Sisters Celebrate Sorority's Founding by Serving Meals


Jan. 13, 2007 — Members of the St. Croix Alumnae Chapter of Delta Sigma Theta Sorority spent a portion of their leisure time Saturday serving meals to the homeless and less fortunate at the Christian "Shan" Vegetable Market in Christiansted.
The activity fell on the 94th anniversary of the national chapter's founding at Howard University on Jan. 13, 1913, by 22 collegiate women. The event marks the second time that local members have served the homeless. Nationwide, Founder's Day is celebrated with various community-service projects, one of the core principles upon which the sorority was founded. According to chapter President Dianne Canton-Reed, sorority members decided to feed the homeless because it brought them such joy the last time around.
"We wanted to give something back to the community because we are always asking the community for something," she said. The sorority often raises funds for scholarships to help young women attend college.

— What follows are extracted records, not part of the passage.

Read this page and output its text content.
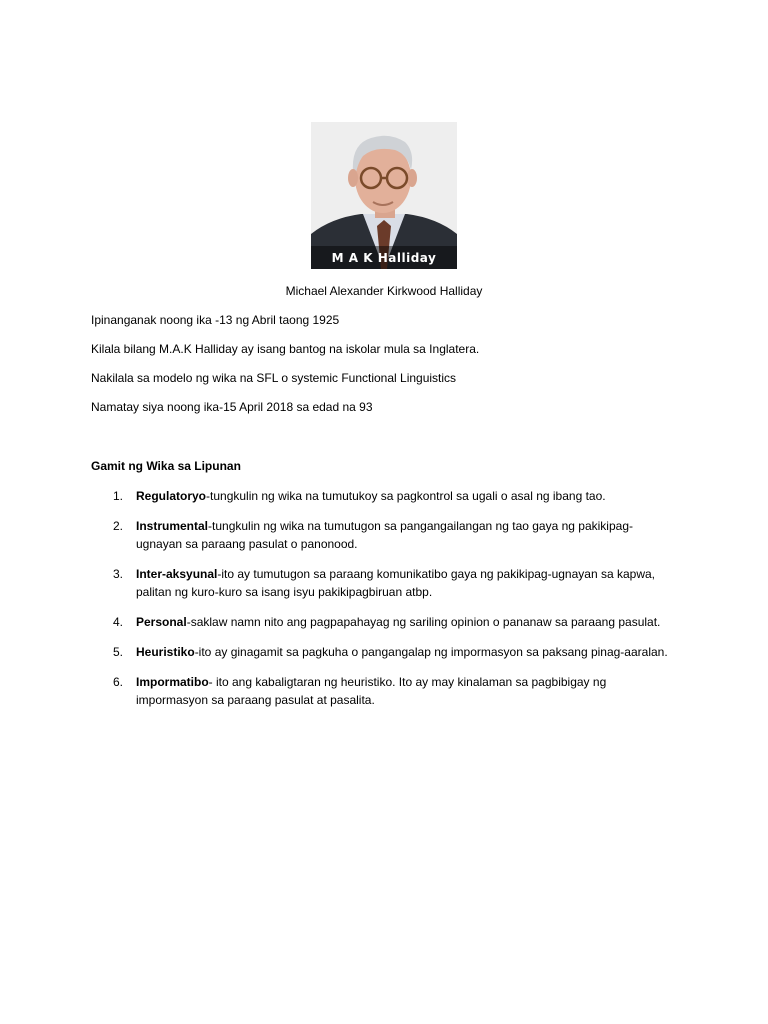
M A K Halliday
Michael Alexander Kirkwood Halliday
Ipinanganak noong ika -13 ng Abril taong 1925
Kilala bilang M.A.K Halliday ay isang bantog na iskolar mula sa Inglatera.
Nakilala sa modelo ng wika na SFL o systemic Functional Linguistics
Namatay siya noong ika-15 April 2018 sa edad na 93
Gamit ng Wika sa Lipunan
1. Regulatoryo-tungkulin ng wika na tumutukoy sa pagkontrol sa ugali o asal ng ibang tao.
2. Instrumental-tungkulin ng wika na tumutugon sa pangangailangan ng tao gaya ng pakikipag-ugnayan sa paraang pasulat o panonood.
3. Inter-aksyunal-ito ay tumutugon sa paraang komunikatibo gaya ng pakikipag-ugnayan sa kapwa, palitan ng kuro-kuro sa isang isyu pakikipagbiruan atbp.
4. Personal-saklaw namn nito ang pagpapahayag ng sariling opinion o pananaw sa paraang pasulat.
5. Heuristiko-ito ay ginagamit sa pagkuha o pangangalap ng impormasyon sa paksang pinag-aaralan.
6. Impormatibo- ito ang kabaligtaran ng heuristiko. Ito ay may kinalaman sa pagbibigay ng impormasyon sa paraang pasulat at pasalita.
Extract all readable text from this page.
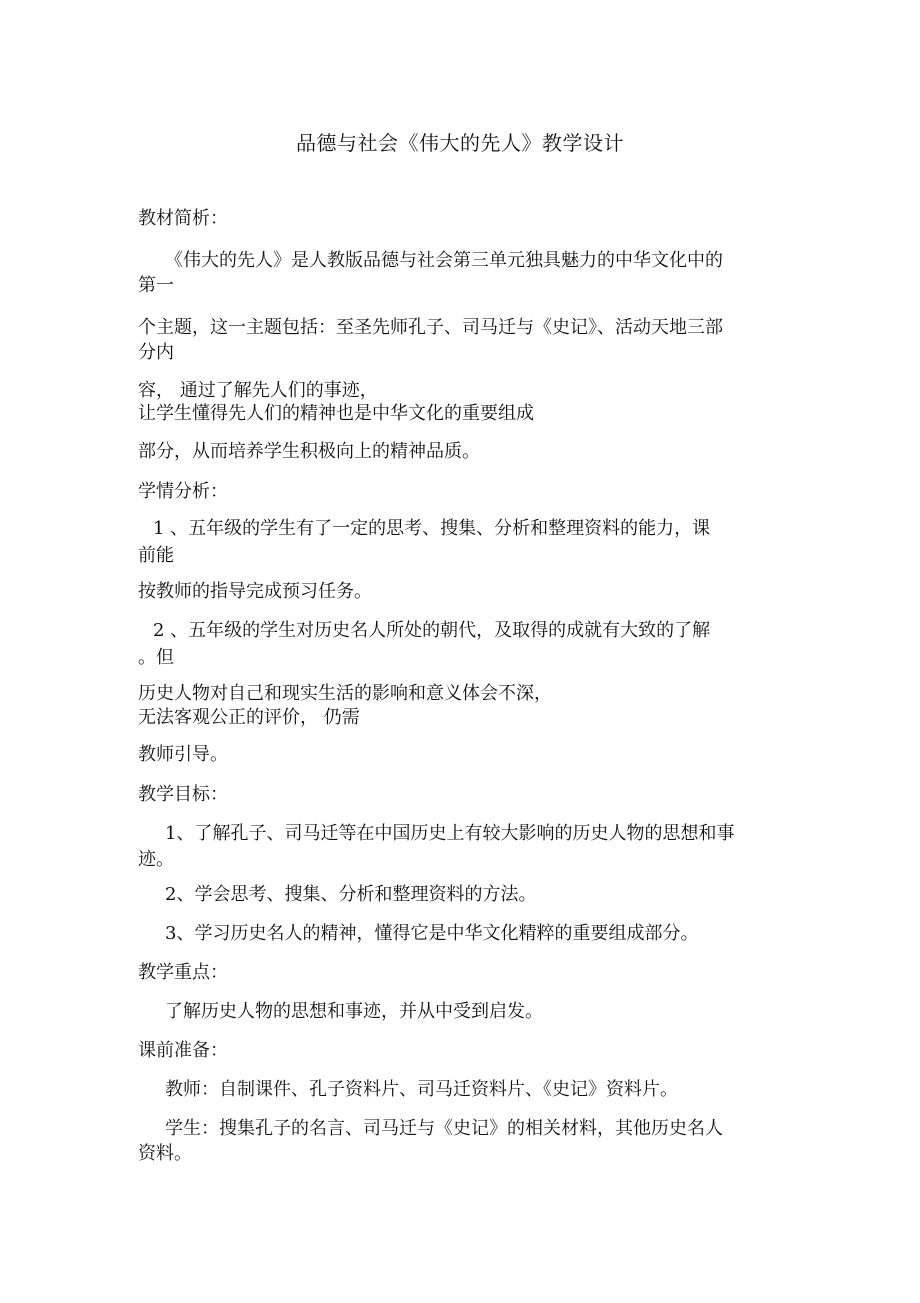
品德与社会《伟大的先人》教学设计
教材简析：
《伟大的先人》是人教版品德与社会第三单元独具魅力的中华文化中的
第一
个主题，这一主题包括：至圣先师孔子、司马迁与《史记》、活动天地三部
分内
容， 通过了解先人们的事迹，
让学生懂得先人们的精神也是中华文化的重要组成
部分，从而培养学生积极向上的精神品质。
学情分析：
1 、五年级的学生有了一定的思考、搜集、分析和整理资料的能力，课
前能
按教师的指导完成预习任务。
2 、五年级的学生对历史名人所处的朝代，及取得的成就有大致的了解
。但
历史人物对自己和现实生活的影响和意义体会不深，
无法客观公正的评价， 仍需
教师引导。
教学目标：
1、了解孔子、司马迁等在中国历史上有较大影响的历史人物的思想和事
迹。
2、学会思考、搜集、分析和整理资料的方法。
3、学习历史名人的精神，懂得它是中华文化精粹的重要组成部分。
教学重点：
了解历史人物的思想和事迹，并从中受到启发。
课前准备：
教师：自制课件、孔子资料片、司马迁资料片、《史记》资料片。
学生：搜集孔子的名言、司马迁与《史记》的相关材料，其他历史名人
资料。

On Saturday members wore identifying red, white and even black T-shirts, some emblazoned with the words "Delta Sigma Theta" or Greek symbols identifying the sorority. Nearby several young women, members of the sorority's Dr. Betty Shabazz Delta Academy, were on hand to assist as needed. The Academy, held from 10 a.m. to 1 p.m. Saturdays at Juanita Gardine Elementary School, provides young women ages 11-14 with the opportunity to enhance the education they receive in public schools. The activities include self-esteem and etiquette workshops, field trips for college exposure and other special outings such as concerts, plays and cultural events, according to Desiree Illidge, co-chair of the Delta Academy along with Evelyn Richards.
Canton-Reed said Saturday that members cooked and donated barbecued, curried and stewed chicken, along with macaroni and cheese, peas and rice, corn on the cob, mixed vegetables and broccoli florets for the luncheon, which lasted from 11 a.m. to 2 p.m. The group of women worked in assembly-line fashion, with Canton-Reed assisting others with placing the food in Styrofoam containers. Then Illidge, Richards and their Delta Academy charges placed the containers of food into a plastic bag, adding slices of homemade cake and banana bread and a soft drink. They handed the completed meals to the men and women standing in line.
Some reminisced about past community-service projects, including Martha Edwards and Mae Louise Williams. They include the society's yearly voter drive and fund-raising activities for scholarships. Edwards and Williams are founding members of the St. Croix Alumnae Chapter. They recently bid farewell to another founding member, 85-year-old Hugh Etta Boulare, who died Dec. 28.
"I feel that we are meeting the call for what we were founded on because we were founded to perform community services," said Edwards, who joined the sorority 38 years ago while still in college. "We are very fortunate we are able to provide such a service to our people."
Other members present Saturday were Vy David, Petra Fatal, Sharon Williams, Shelby King Gaddy, Doris Brodhurst and Karen Hendricks. Delta Academy members were Ellerie Dawson, 13, Chenelle Trotman, 12, and Deja Bellamy, 10.
The sorority, which consists of an international sisterhood of nearly 300,000 women with various chapters nationwide and in the Caribbean, Europe and Africa, is headquartered in Washington, D.C. Its commitment to public service is embodied in its five-point program, which includes educational development, political awareness and involvement and physical and mental health. In 1980, through donations from its various chapters and some corporate sponsors, the national sorority opened a multi-million dollar, 10-story, 150-bedroom-unit residence for seniors and the handicapped. The building, Delta Towers, also has some commercial-use space.
Some notable Deltas include former congresswoman and presidential candidate Shirley Chisolm, actress Ruby Dee Davis, former NAACP Chairman Myrlie Evers-Williams and Dorothy I. Height, the 10th National President of Delta Sigma Theta and longtime president and founder of the National Council of Negro Women.